Directly in front of the engine, distant only a few feet from where I sat, a human face grinned at me. And such a face! There was something indescribably horrible about it, and, in spite of myself, I screamed right out. You can't imagine, sir, what a fearful sight it was. You see, it just seemed to flash right out at me and then disappeared. It was fully ten feet above the ground, and directly in line with my face. The eyes were wide open, and they glared at me terribly. The mouth, too, was open, and the teeth were exposed; but, worst of all sir, right on the forehead was a gaping wound, and the blood was apparently flowing from it.

"All this I saw in a single second; it might possibly have been even less. However, I was paralyzed with horror by it, and it was half a minute before I recovered my senses. I quickly closed the throttle-valve and applied the brakes. After I had done this the thought flashed through my mind that I might have been mistaken; that, owing to the troubles pressing on my mind I might have imagined that which I thought was real. Then, again, I thought it might have been a ghost; for you must understand that, while I had never previous to this time believed in unearthly visitors, I was scared enough then to believe in anything.

"But the train came to a dead stop,

"'What's up,' asked Tom Ryan, my fireman. 'What did you holler for?'

"'Don't ask me, said I. 'Heaven alone knows what that thing was.'

"I did not wait for any more questions to be put, but jumped down from the engine and walked quickly to the pilot. I had a torch with me, and by its light I examined the front of the engine. Strange to relate, I saw no signs to indicate that the engine had struck a man.

"At this juncture the conductor came up to learn the cause of the stoppage.

"For a moment I knew not what to say. I was satisfied in my own mind that the engine had not struck a man, because the face I saw was that of a corpse, blanched and rigid. Besides, I could not conceive how the engine could have tossed a man in that strange position without the body falling back on the pilot. But there was no evidence of having struck a man on the front of the engine, and so I did not know what to say.

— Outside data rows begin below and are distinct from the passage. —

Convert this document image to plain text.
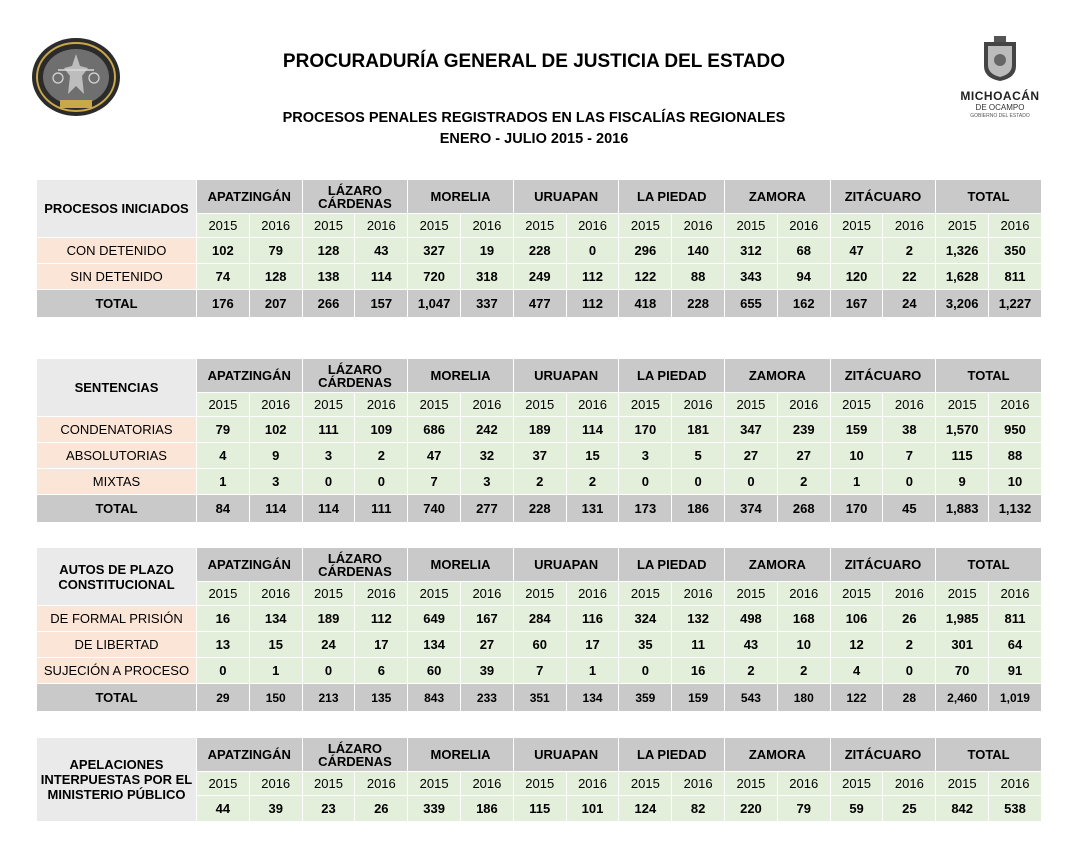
MICHOACÁN
DE OCAMPO
GOBIERNO DEL ESTADO
PROCURADURÍA GENERAL DE JUSTICIA DEL ESTADO
PROCESOS PENALES REGISTRADOS EN LAS FISCALÍAS REGIONALES
ENERO - JULIO 2015 - 2016
PROCESOS INICIADOS	APATZINGÁN		LÁZARO CÁRDENAS		MORELIA		URUAPAN		LA PIEDAD		ZAMORA		ZITÁCUARO		TOTAL	
	2015	2016	2015	2016	2015	2016	2015	2016	2015	2016	2015	2016	2015	2016	2015	2016
CON DETENIDO	102	79	128	43	327	19	228	0	296	140	312	68	47	2	1,326	350
SIN DETENIDO	74	128	138	114	720	318	249	112	122	88	343	94	120	22	1,628	811
TOTAL	176	207	266	157	1,047	337	477	112	418	228	655	162	167	24	3,206	1,227
SENTENCIAS	APATZINGÁN		LÁZARO CÁRDENAS		MORELIA		URUAPAN		LA PIEDAD		ZAMORA		ZITÁCUARO		TOTAL	
	2015	2016	2015	2016	2015	2016	2015	2016	2015	2016	2015	2016	2015	2016	2015	2016
CONDENATORIAS	79	102	111	109	686	242	189	114	170	181	347	239	159	38	1,570	950
ABSOLUTORIAS	4	9	3	2	47	32	37	15	3	5	27	27	10	7	115	88
MIXTAS	1	3	0	0	7	3	2	2	0	0	0	2	1	0	9	10
TOTAL	84	114	114	111	740	277	228	131	173	186	374	268	170	45	1,883	1,132
AUTOS DE PLAZO CONSTITUCIONAL	APATZINGÁN		LÁZARO CÁRDENAS		MORELIA		URUAPAN		LA PIEDAD		ZAMORA		ZITÁCUARO		TOTAL	
	2015	2016	2015	2016	2015	2016	2015	2016	2015	2016	2015	2016	2015	2016	2015	2016
DE FORMAL PRISIÓN	16	134	189	112	649	167	284	116	324	132	498	168	106	26	1,985	811
DE LIBERTAD	13	15	24	17	134	27	60	17	35	11	43	10	12	2	301	64
SUJECIÓN A PROCESO	0	1	0	6	60	39	7	1	0	16	2	2	4	0	70	91
TOTAL	29	150	213	135	843	233	351	134	359	159	543	180	122	28	2,460	1,019
APELACIONES INTERPUESTAS POR EL MINISTERIO PÚBLICO	APATZINGÁN		LÁZARO CÁRDENAS		MORELIA		URUAPAN		LA PIEDAD		ZAMORA		ZITÁCUARO		TOTAL	
	2015	2016	2015	2016	2015	2016	2015	2016	2015	2016	2015	2016	2015	2016	2015	2016
	44	39	23	26	339	186	115	101	124	82	220	79	59	25	842	538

"'What is the matter?" asked the conductor; did you run over somebody ?'

"'I don't know,' said I; 'I saw something like a dead man's face right ahead, and so I stopped.'

"'A dead man's face!" said he, in surprise.

"'Yes,' said I, 'a dead man's lace. I'll swear to it in any court of justice.'

"'You must have hit a man and tossed him into the air just in front of the headlight, and you saw the light flash on his face,' suggested tire conductor, after a pause.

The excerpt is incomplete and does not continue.